Problems with moving from single node to multi node

Hi There,

We have build a system with single node rancher server with version 0.59.1. As we were expanding and increasing hosts we faced performance issues so we though of upgrading server and we upgraded to 1.0.1 which stabilized things.

Here the env is:

Rancher Version: V1.0.1 (16 Vcpu, 32GB RAM)
Docker Version: 1.11.1
RDS: 4Vcpu, 15 Gig RAM

We happen to add more hosts (currently 70) running 1200 stacks, rancher taking around 20 mins for spinning up a simple stack, so we tried to move to multi node. I’ve seen a post in github that rancher HA does not support docker version 1.11.1. So below is the process I followed.

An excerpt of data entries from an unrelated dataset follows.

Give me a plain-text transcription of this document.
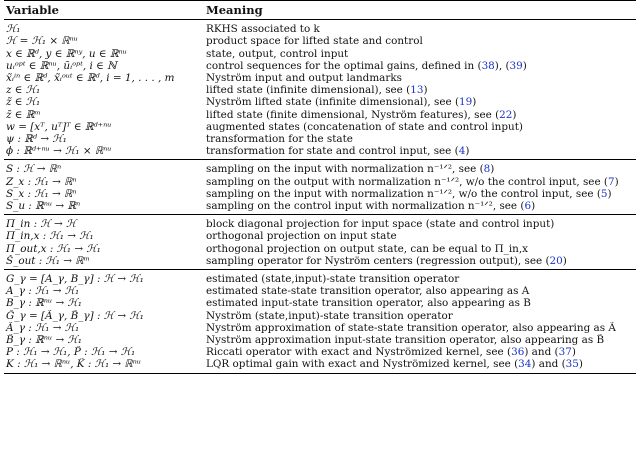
Variable	Meaning
ℋ₁	RKHS associated to k
ℋ = ℋ₁ × ℝⁿᵘ	product space for lifted state and control
x ∈ ℝᵈ, y ∈ ℝⁿʸ, u ∈ ℝⁿᵘ	state, output, control input
uᵢᵒᵖᵗ ∈ ℝⁿᵘ, ũᵢᵒᵖᵗ, i ∈ ℕ	control sequences for the optimal gains, defined in (38), (39)
x̃ᵢⁱⁿ ∈ ℝᵈ, x̃ᵢᵒᵘᵗ ∈ ℝᵈ, i = 1, . . . , m	Nyström input and output landmarks
z ∈ ℋ₁	lifted state (infinite dimensional), see (13)
z̃ ∈ ℋ₁	Nyström lifted state (infinite dimensional), see (19)
z̄ ∈ ℝᵐ	lifted state (finite dimensional, Nyström features), see (22)
w = [xᵀ, uᵀ]ᵀ ∈ ℝᵈ⁺ⁿᵘ	augmented states (concatenation of state and control input)
ψ : ℝᵈ → ℋ₁	transformation for the state
ϕ : ℝᵈ⁺ⁿᵘ → ℋ₁ × ℝⁿᵘ	transformation for state and control input, see (4)
S : ℋ → ℝⁿ	sampling on the input with normalization n⁻¹ᐟ², see (8)
Z_x : ℋ₁ → ℝⁿ	sampling on the output with normalization n⁻¹ᐟ², w/o the control input, see (7)
S_x : ℋ₁ → ℝⁿ	sampling on the input with normalization n⁻¹ᐟ², w/o the control input, see (5)
S_u : ℝⁿᵘ → ℝⁿ	sampling on the control input with normalization n⁻¹ᐟ², see (6)
Π_in : ℋ → ℋ	block diagonal projection for input space (state and control input)
Π_in,x : ℋ₁ → ℋ₁	orthogonal projection on input state
Π_out,x : ℋ₁ → ℋ₁	orthogonal projection on output state, can be equal to Π_in,x
Š_out : ℋ₁ → ℝᵐ	sampling operator for Nyström centers (regression output), see (20)
G_γ = [A_γ, B_γ] : ℋ → ℋ₁	estimated (state,input)-state transition operator
A_γ : ℋ₁ → ℋ₁	estimated state-state transition operator, also appearing as A
B_γ : ℝⁿᵘ → ℋ₁	estimated input-state transition operator, also appearing as B
G̃_γ = [Ã_γ, B̃_γ] : ℋ → ℋ₁	Nyström (state,input)-state transition operator
Ã_γ : ℋ₁ → ℋ₁	Nyström approximation of state-state transition operator, also appearing as Ã
B̃_γ : ℝⁿᵘ → ℋ₁	Nyström approximation input-state transition operator, also appearing as B̃
P : ℋ₁ → ℋ₁, P̃ : ℋ₁ → ℋ₁	Riccati operator with exact and Nyströmized kernel, see (36) and (37)
K : ℋ₁ → ℝⁿᵘ, K̃ : ℋ₁ → ℝⁿᵘ	LQR optimal gain with exact and Nyströmized kernel, see (34) and (35)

1) Uploaded certificates, generated script for 3 hosts HA.
2) Downloaded script and ran on 2 servers, Could see hosts being added on rancher (On /admin/ha I see 2/3 for hosts).
3) Stopped single node rancher server downgraded docker version from 1.11.1 to 1.10.3
4) Ran script on existing single node server. and attached servers to aws ELB with tcp protocols in listeners.
5) Could access rancher on port 18080, 80 and 443

Problems faced with HA:

1) "go-machine-service", "rancher-compose-executor", "websocket-proxy" and "websocket-proxy-ssl" are always in unhealthy or initializing state.
2)  rancher-ha-cattle logs shows different errors every time, waiting for zookeeper or connection reset by peer or agent initialization is failed.
3) Rancher-ha logs says "could not delete container b/c unable to mount volume  due to resource or device busy"

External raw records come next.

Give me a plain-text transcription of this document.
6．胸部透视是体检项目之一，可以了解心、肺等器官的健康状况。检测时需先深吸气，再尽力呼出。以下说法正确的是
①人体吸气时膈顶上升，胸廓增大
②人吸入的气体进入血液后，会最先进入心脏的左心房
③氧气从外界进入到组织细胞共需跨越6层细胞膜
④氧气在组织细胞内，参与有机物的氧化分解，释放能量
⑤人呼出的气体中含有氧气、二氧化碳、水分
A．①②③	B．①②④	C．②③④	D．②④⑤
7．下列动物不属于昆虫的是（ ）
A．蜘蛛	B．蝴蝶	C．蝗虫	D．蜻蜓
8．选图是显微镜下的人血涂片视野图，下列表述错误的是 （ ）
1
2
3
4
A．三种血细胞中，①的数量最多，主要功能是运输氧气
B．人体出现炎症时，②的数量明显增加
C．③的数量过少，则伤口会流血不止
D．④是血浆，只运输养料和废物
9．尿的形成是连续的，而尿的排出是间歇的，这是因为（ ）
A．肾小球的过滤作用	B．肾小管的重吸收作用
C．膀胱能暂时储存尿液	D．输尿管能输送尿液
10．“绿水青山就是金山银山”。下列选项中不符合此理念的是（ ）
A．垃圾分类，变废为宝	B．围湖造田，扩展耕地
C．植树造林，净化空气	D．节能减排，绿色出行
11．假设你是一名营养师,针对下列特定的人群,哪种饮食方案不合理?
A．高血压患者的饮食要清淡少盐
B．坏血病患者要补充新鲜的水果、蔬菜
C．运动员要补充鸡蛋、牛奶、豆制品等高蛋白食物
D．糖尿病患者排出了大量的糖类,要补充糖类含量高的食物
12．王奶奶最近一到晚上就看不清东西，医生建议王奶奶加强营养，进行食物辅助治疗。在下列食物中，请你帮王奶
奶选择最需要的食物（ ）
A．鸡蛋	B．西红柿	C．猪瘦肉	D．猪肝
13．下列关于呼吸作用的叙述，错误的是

I moved back to single node but did not revert docker version from 1.10.3 to 1.11.1 and rancher is broken badly.

Last night we upgraded docker from 1.10.3 to 1.11.1 things are normal but stack/service creation taking atleast 20 mins and RDS uses 100% CPU. Unsure about this problems. Let me how could I move to HA setup with existing setup.

I attempted around 4 times so far - no success. I have a dev env for rancher-ha which is working fine but not working as expected on production.